The above example will need very sophisticated methods of analysis and we arent going to learn that in this tutorial. What we are going to learn is a much simpler and easier to understand at first concept - linear regression.

Remember grade 7 (or was it only taught in grade 7 for us? ) when the teacher gave you these points on a graph and told you to draw the "line of best fit" ? That's what linear regression does. A human eye can make a line of best fit quite easily by just looking at the graph, but that's often not very accurate. We are going to draw that same line of best fit with python and its going to be wayyyy more accurate.

tl;dr we are going to draw a line of best fit on random data with python because why not

The code and explanation (to the extent I can explain it)

If you haven't learnt python yet, dont worry, if you know a programming language its probable that you will understand python without having to learn it. After you're done if you implement this other languages then comment down the code and if you want I can include them in this tutorial itself :)

what are we going to import?

In most tutorials on machine learning they import a lot of packages, enough to discourage people from learning about it. I don't want this to be like that so we are going to import as few packages as possible at the expense of writing more code for the tasks they could have accomplished faster. This will also give you a sense of what happens really in the code, not just "oh, it works!".

so after all that explanation here are the imports:

from random import randint
import matplotlib.pyplot as plt
import math
  • I have imported the random library for the randint function (we will be generating random data)
  • The matplotlib library is there to visualize the random data we create.Graphing libraries are quite helpful in machine learning.
  • I have also imported the math library for the square root function.

any kind of variables we need to be declared ✔🤢🥽🔏

I like declaring all the variables at the beginning when I can because umm... DONT QUESTION ME ITS WHAT I LIKE OK? I FEEL SAD NOW THAT U JUDGE ME!
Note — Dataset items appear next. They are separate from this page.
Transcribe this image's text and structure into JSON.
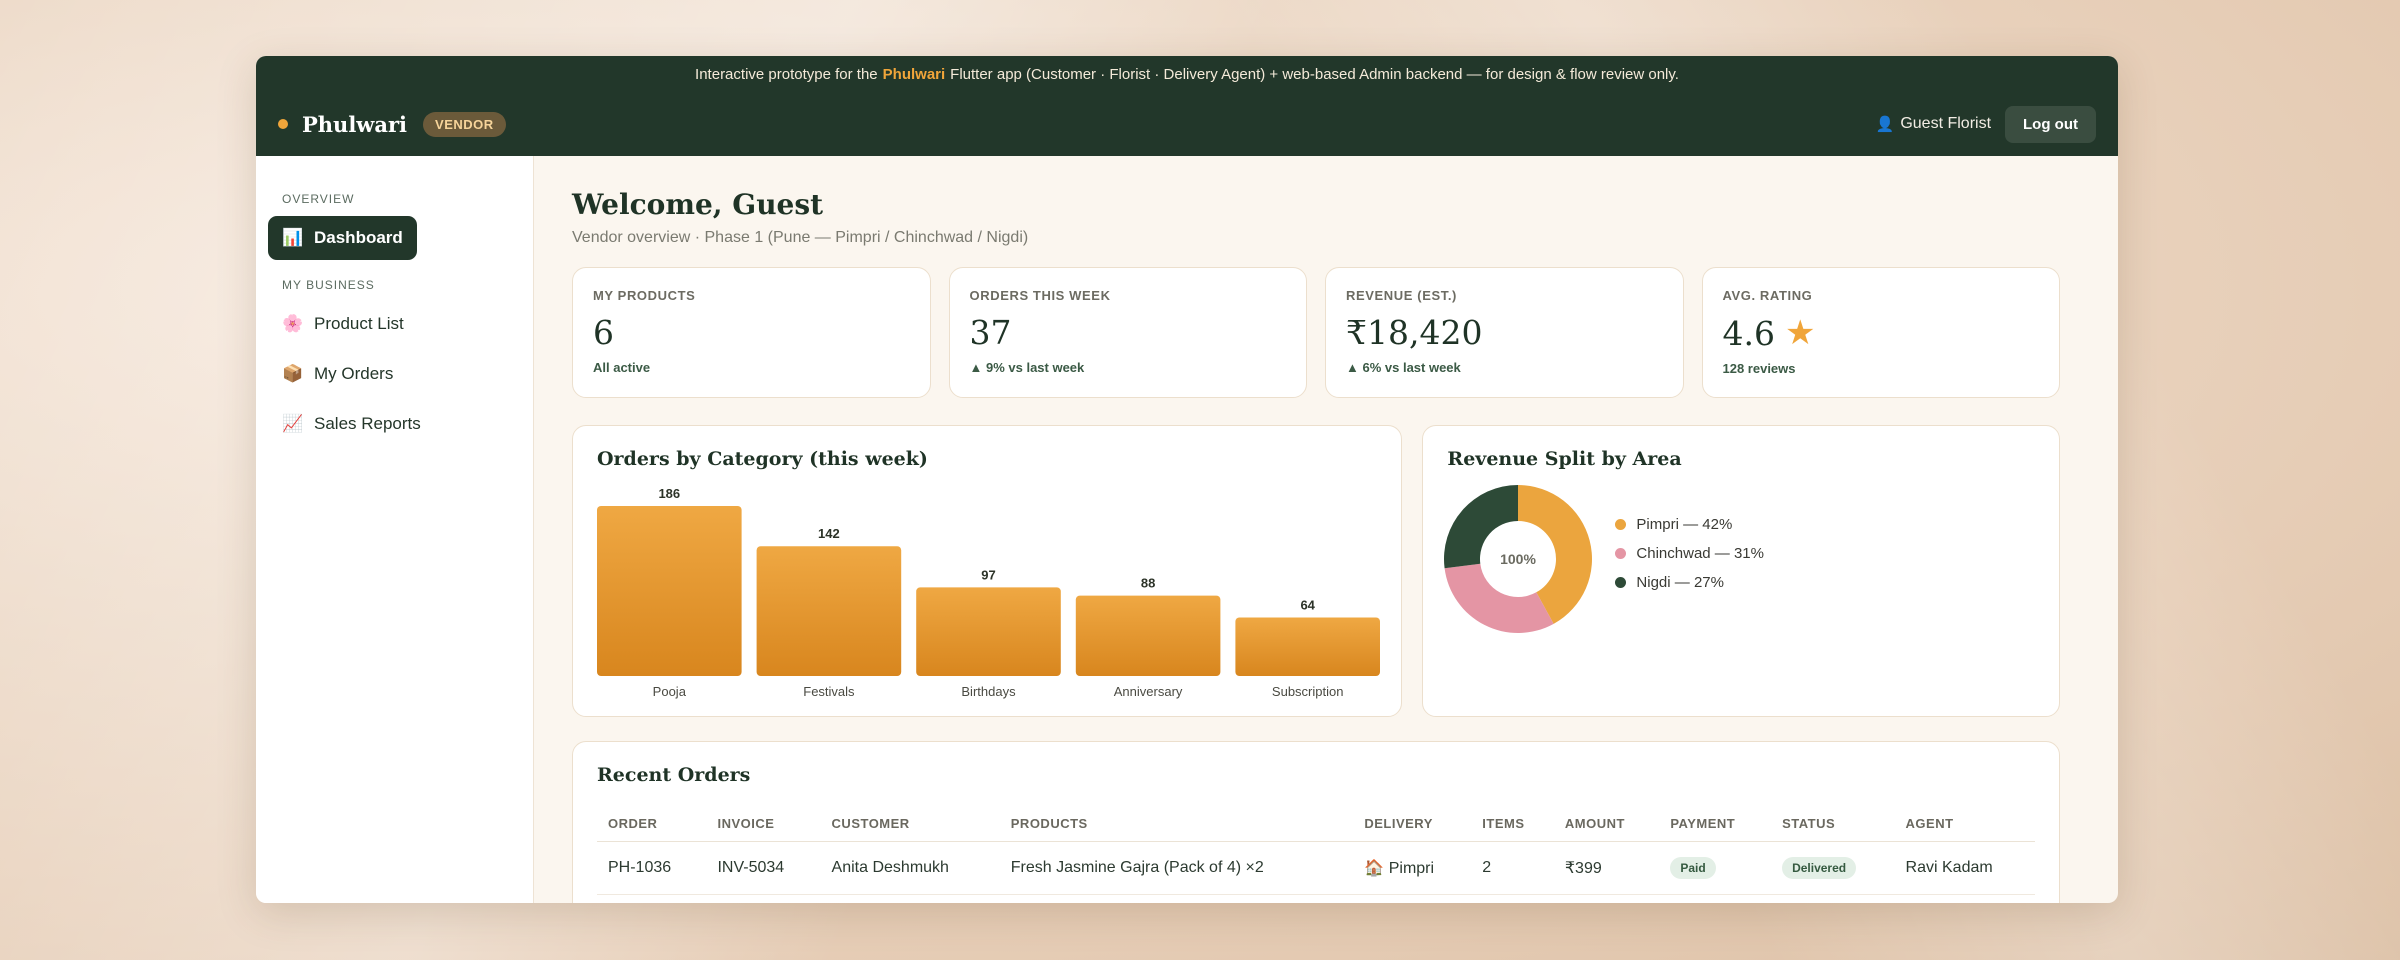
{
  "banner": {
    "prefix": "Interactive prototype for the",
    "brand": "Phulwari",
    "suffix": "Flutter app (Customer · Florist · Delivery Agent) + web-based Admin backend — for design & flow review only."
  },
  "header": {
    "logo": "Phulwari",
    "badge": "VENDOR",
    "user_icon": "👤",
    "user_name": "Guest Florist",
    "logout_label": "Log out"
  },
  "sidebar": {
    "section1": "OVERVIEW",
    "section2": "MY BUSINESS",
    "items": [
      {
        "label": "Dashboard",
        "icon": "📊",
        "active": true
      },
      {
        "label": "Product List",
        "icon": "🌸"
      },
      {
        "label": "My Orders",
        "icon": "📦"
      },
      {
        "label": "Sales Reports",
        "icon": "📈"
      }
    ]
  },
  "main": {
    "title": "Welcome, Guest",
    "subtitle": "Vendor overview · Phase 1 (Pune — Pimpri / Chinchwad / Nigdi)"
  },
  "stats": [
    {
      "label": "MY PRODUCTS",
      "value": "6",
      "note": "All active"
    },
    {
      "label": "ORDERS THIS WEEK",
      "value": "37",
      "note": "▲ 9% vs last week"
    },
    {
      "label": "REVENUE (EST.)",
      "value": "₹18,420",
      "note": "▲ 6% vs last week"
    },
    {
      "label": "AVG. RATING",
      "value": "4.6",
      "star": "★",
      "note": "128 reviews"
    }
  ],
  "bar_chart_title": "Orders by Category (this week)",
  "donut_title": "Revenue Split by Area",
  "donut_center": "100%",
  "chart_data": [
    {
      "type": "bar",
      "title": "Orders by Category (this week)",
      "categories": [
        "Pooja",
        "Festivals",
        "Birthdays",
        "Anniversary",
        "Subscription"
      ],
      "values": [
        186,
        142,
        97,
        88,
        64
      ],
      "color": "#e39a30"
    },
    {
      "type": "pie",
      "title": "Revenue Split by Area",
      "categories": [
        "Pimpri",
        "Chinchwad",
        "Nigdi"
      ],
      "values": [
        42,
        31,
        27
      ],
      "labels": [
        "Pimpri — 42%",
        "Chinchwad — 31%",
        "Nigdi — 27%"
      ],
      "colors": [
        "#eba53e",
        "#e495a4",
        "#2d4a37"
      ]
    }
  ],
  "orders": {
    "title": "Recent Orders",
    "columns": [
      "ORDER",
      "INVOICE",
      "CUSTOMER",
      "PRODUCTS",
      "DELIVERY",
      "ITEMS",
      "AMOUNT",
      "PAYMENT",
      "STATUS",
      "AGENT"
    ],
    "rows": [
      {
        "order": "PH-1036",
        "invoice": "INV-5034",
        "customer": "Anita Deshmukh",
        "products": "Fresh Jasmine Gajra (Pack of 4) ×2",
        "delivery_icon": "🏠",
        "delivery": "Pimpri",
        "items": "2",
        "amount": "₹399",
        "payment": "Paid",
        "status": "Delivered",
        "agent": "Ravi Kadam"
      }
    ]
  }
}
so here are the variables:

mx=0
my=0
sy=0
sx=0
r=0
m=0
c=0
y=[]
x=[]
xdev=[]
ydev=[]
xydev=[]
xdevsquare=[]
ydevsquare=[]

And this is what each of them does :

  • mx - mean of x ( integer/float value ,scalar)
  • my - mean of y (integer/float value,scalar)
  • sx - standard deviation of x ( integer/float value,scalar)
  • sy - standard deviation of y ( integer/float value,scalar)
  • r - Pearson's correlation ( integer/float value,scalar)
  • m - slope (A.K.A "w1"/"weight1") of linear regression line ( integer/float value,scalar)
  • c - y intercept (A.K.A "model bias") of line ( integer/float value,scalar)
  • x - x values in the data (integer/float values,array)
  • y - y values in the data (integer/float values,array)
  • xdev - x deviation values (integer/float values,array)
  • ydev - y deviation values (integer/float values,array)
  • xydev - x deviation values * y deviation values (integer/float values,array)
  • xdevsquare - x deviation values squared (integer/float values,array)
  • ydevsquare - y deviation values squared (integer/float values,array)

data generation 😎

Now the fun begins!

In this we are appending some random values to x and y using the randint(start,stop) function.Our values are ranging from 0 (start) to 100 (stop). You can change these values if you like, and see what happens. If you want, you can also make your own x and y values ( provided they have the same length... )

start=0
stop=100
for i in range(30):
  x.append(randint(start,stop))
  y.append(randint(start,stop))

Ok you got me! I dont declare ALL variables at the start. Hey I tried OK?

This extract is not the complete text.